Possibly — some professional regulators have specific reporting requirements or restrictions for licensees who become bankrupt. A Consumer Proposal usually has fewer professional consequences than bankruptcy. Check your regulatory body rules and discuss with your LIT before filing.

41. What happens if my income drops and I cannot make my proposal payments?

You can miss up to two payments without consequence. If you miss three, the proposal is automatically deemed annulled and all your original debts come back. Before that happens, your LIT can file an amended proposal asking creditors to accept a lower payment.

42. What if I get a windfall during the proposal — a contract, an inheritance, a tax refund?

Inheritances and lottery winnings received during the proposal do not typically increase your payment unless your proposal says so (most do not). Tax refunds for the year of filing are typically applied against the proposal claim by CRA. Your LIT can give you specifics.

43. Can I cancel the proposal and switch to bankruptcy mid-way?

There is no direct conversion mechanism, but the path exists. You can stop making payments, which results in the proposal being annulled, and then file a fresh assignment in bankruptcy with your Licensed Insolvency Trustee. The strategic considerations — timing, whether to amend the proposal first, whether bankruptcy actually improves your position — are exactly the kind of judgment call your LIT walks you through before you commit to either path.

44. Can I file a second Consumer Proposal later if I run into trouble again?

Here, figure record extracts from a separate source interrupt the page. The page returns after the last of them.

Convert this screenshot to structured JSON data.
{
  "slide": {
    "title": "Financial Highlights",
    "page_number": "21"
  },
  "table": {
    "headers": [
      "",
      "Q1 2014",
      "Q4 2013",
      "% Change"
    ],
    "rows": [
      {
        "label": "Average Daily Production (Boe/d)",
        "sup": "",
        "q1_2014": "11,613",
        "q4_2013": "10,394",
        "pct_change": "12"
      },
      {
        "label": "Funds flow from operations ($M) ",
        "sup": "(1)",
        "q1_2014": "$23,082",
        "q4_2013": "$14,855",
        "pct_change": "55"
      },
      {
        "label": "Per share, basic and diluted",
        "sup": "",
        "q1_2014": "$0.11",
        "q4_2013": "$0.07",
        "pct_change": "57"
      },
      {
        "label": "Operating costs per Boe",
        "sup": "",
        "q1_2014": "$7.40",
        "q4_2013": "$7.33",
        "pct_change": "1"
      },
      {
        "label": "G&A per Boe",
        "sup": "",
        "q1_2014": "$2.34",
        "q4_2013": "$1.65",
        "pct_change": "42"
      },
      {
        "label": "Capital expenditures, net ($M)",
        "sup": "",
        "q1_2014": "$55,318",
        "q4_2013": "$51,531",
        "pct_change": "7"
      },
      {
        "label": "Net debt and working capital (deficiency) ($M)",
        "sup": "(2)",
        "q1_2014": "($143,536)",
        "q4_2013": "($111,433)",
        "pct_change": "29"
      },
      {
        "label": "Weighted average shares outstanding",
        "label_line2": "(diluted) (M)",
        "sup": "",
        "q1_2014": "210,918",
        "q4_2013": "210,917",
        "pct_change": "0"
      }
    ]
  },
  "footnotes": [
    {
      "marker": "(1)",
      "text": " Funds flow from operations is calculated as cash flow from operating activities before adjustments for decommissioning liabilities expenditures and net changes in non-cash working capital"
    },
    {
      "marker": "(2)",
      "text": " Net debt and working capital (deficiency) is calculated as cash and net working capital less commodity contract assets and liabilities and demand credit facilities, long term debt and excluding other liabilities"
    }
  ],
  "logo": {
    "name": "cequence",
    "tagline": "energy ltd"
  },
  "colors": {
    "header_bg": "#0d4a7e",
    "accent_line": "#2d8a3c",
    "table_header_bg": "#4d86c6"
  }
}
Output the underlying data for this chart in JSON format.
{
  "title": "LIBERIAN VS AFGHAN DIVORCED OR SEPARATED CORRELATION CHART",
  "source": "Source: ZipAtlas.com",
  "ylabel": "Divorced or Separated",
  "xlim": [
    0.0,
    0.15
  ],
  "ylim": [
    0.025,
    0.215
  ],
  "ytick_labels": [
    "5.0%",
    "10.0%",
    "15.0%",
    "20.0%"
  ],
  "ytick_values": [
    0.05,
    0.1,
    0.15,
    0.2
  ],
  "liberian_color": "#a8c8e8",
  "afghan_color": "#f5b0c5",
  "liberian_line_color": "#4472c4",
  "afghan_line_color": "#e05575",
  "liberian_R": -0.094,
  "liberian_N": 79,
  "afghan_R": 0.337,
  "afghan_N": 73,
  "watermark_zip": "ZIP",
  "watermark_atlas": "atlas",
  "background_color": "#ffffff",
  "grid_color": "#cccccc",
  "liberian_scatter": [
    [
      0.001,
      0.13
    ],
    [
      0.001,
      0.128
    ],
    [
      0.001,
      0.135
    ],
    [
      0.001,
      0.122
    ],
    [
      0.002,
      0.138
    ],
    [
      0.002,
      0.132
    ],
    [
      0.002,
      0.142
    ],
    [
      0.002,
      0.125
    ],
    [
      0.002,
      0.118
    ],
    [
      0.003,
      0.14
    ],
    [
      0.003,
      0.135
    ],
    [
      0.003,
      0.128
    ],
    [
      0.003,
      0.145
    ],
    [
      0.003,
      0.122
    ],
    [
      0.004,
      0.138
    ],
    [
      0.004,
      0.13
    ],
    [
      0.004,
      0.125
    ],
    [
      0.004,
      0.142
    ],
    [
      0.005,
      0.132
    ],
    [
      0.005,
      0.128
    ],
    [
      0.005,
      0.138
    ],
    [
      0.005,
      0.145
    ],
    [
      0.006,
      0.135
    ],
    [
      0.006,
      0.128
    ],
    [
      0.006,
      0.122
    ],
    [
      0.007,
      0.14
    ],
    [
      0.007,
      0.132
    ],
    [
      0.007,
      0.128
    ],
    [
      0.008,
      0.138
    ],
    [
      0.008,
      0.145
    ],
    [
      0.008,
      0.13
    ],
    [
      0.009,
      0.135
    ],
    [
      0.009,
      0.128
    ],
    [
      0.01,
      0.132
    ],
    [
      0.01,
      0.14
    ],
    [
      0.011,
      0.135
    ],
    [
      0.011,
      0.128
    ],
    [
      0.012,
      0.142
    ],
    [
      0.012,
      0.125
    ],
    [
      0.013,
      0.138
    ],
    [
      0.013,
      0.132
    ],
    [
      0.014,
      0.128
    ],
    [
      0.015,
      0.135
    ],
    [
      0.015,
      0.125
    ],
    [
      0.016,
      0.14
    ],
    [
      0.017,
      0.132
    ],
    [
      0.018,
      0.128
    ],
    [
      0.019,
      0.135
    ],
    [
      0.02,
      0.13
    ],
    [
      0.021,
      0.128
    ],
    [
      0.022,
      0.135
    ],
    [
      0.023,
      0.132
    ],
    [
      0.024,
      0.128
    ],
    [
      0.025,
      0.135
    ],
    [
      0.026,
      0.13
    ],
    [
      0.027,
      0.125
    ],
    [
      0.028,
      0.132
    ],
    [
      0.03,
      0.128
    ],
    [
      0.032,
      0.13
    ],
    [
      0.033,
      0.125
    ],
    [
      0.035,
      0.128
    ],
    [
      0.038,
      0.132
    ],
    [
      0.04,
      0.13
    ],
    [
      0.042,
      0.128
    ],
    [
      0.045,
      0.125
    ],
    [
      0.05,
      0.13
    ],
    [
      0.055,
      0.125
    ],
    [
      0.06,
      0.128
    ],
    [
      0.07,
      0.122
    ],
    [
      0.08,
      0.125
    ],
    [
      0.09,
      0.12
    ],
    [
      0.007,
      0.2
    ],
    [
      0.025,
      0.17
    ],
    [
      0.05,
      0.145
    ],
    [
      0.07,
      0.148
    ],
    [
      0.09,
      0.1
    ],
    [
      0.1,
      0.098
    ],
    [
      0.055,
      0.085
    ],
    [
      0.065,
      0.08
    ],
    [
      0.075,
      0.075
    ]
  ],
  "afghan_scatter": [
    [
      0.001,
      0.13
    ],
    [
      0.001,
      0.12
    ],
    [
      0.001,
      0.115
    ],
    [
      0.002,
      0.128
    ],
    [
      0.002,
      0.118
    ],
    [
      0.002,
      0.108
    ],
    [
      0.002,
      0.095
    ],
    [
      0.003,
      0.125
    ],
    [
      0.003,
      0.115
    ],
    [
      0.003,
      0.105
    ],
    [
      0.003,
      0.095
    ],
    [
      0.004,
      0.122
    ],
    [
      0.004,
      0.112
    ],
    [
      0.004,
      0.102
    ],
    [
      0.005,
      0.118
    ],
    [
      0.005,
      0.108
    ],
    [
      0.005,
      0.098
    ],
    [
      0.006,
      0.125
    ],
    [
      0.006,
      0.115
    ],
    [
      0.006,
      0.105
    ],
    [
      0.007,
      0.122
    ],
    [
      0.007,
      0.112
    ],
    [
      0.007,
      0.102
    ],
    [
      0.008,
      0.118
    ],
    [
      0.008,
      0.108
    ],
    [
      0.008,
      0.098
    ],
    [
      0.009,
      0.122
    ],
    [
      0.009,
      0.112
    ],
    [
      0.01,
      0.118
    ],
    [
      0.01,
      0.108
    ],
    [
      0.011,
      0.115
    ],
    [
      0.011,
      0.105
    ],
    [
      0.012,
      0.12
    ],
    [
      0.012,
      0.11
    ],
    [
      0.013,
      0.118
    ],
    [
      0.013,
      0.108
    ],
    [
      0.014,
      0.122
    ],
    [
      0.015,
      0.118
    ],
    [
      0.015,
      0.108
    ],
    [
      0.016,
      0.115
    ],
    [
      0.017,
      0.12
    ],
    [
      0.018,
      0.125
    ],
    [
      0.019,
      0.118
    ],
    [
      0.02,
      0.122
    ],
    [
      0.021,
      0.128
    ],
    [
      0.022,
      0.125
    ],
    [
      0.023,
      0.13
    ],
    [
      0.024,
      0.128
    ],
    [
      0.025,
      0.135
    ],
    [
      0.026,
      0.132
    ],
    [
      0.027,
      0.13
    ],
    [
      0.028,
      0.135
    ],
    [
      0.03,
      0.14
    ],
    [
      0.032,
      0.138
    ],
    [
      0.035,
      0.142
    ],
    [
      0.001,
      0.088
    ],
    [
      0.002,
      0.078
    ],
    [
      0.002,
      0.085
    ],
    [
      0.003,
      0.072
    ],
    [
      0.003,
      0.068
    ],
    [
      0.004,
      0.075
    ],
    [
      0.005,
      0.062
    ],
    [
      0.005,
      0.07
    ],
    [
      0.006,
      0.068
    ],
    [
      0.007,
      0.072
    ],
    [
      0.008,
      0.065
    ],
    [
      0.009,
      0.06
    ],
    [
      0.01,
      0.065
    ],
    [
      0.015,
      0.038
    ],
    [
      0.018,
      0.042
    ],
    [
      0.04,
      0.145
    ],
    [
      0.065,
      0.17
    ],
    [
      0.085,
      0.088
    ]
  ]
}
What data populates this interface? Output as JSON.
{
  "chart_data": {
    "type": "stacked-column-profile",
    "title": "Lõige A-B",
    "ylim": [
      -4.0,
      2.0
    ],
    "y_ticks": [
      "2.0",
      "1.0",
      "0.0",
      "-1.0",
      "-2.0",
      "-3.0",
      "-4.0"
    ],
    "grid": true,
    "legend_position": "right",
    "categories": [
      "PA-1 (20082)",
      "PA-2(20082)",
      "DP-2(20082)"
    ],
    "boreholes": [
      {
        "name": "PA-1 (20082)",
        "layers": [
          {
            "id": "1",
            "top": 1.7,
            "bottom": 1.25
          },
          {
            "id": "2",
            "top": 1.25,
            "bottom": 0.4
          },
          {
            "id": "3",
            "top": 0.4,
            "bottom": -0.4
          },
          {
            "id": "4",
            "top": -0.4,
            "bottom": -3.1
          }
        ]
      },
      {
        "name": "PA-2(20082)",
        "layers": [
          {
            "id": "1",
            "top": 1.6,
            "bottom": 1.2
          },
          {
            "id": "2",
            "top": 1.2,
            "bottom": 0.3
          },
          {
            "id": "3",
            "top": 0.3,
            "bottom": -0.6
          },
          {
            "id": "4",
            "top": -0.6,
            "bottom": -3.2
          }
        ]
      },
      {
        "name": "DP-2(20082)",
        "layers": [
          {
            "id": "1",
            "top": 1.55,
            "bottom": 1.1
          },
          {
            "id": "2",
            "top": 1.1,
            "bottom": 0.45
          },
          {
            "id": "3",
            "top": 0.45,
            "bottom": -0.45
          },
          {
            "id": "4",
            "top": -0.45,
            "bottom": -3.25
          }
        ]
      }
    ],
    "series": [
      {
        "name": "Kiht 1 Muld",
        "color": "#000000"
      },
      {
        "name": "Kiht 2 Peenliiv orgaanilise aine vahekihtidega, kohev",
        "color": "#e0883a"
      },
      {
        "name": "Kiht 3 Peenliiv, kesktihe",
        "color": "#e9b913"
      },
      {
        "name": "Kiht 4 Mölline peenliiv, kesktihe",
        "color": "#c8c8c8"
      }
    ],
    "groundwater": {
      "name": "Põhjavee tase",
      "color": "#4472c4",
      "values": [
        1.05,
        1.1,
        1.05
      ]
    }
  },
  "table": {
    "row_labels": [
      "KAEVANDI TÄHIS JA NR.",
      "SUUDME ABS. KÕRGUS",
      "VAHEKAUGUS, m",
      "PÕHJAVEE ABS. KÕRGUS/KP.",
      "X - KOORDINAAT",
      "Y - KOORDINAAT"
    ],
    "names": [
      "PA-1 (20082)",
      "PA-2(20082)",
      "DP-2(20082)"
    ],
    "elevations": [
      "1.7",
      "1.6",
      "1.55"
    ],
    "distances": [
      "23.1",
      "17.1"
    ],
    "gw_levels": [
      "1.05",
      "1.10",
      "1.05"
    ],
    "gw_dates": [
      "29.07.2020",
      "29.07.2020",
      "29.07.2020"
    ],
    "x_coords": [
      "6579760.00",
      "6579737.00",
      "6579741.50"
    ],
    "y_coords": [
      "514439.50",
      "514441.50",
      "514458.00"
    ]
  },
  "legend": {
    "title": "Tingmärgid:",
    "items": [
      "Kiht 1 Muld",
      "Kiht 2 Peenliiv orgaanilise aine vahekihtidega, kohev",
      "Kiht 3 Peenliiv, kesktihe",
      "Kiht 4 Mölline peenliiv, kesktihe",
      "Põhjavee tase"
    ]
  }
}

It depends on how the first one ended. If you fully completed your previous Consumer Proposal, there is technically no limit on the number of Consumer Proposals you can file over the course of your life, and each new one is assessed on its merits. If your previous Consumer Proposal was annulled — cancelled for non-payment or by court order — special rules apply that generally prevent a second Consumer Proposal from being filed without a court order. Multiple bankruptcies, by contrast, carry escalating consequences (longer time to discharge, longer credit impact).

45. What is the Taxpayer Relief Program and could it help me instead?

Under section 220(3.1) of the ITA, CRA has discretion to waive or cancel penalties and interest (not principal) in cases of financial hardship, serious illness, CRA error, or extraordinary circumstances like natural disasters. It does not reduce the underlying tax owed, but for some people, removing the penalties and interest makes a manageable balance out of an unmanageable one.

46. Should I file a Notice of Objection first to dispute the amount CRA says I owe?

If you genuinely believe CRA assessment is wrong, filing a Notice of Objection within 90 days of the Notice of Assessment is the right path. For income tax (not GST/HST or payroll), filing an objection generally suspends collection while the objection is being considered. Note that an objection does not help if you agree you owe the money and just cannot pay it.

47. Can a tax lawyer reduce what I owe CRA without filing insolvency?

No. CRA will not negotiate the principal tax amount outside a formal insolvency process. A tax lawyer can dispute an assessment, negotiate payment terms, or argue penalty/interest relief — but they cannot legally settle the principal for less. Only a Consumer Proposal, Division I Proposal, or bankruptcy filed through a Licensed Insolvency Trustee can do that.

48. What about debt consolidation companies that advertise “settle your CRA debt for pennies on the dollar”?

Approach with extreme caution. Only Licensed Insolvency Trustees are legally permitted to settle CRA debt for less than the full amount, and only through a formal BIA proceeding. Companies marketing “tax debt settlement” often charge upfront fees and then refer you to an LIT anyway — the same LIT you could have called directly for free.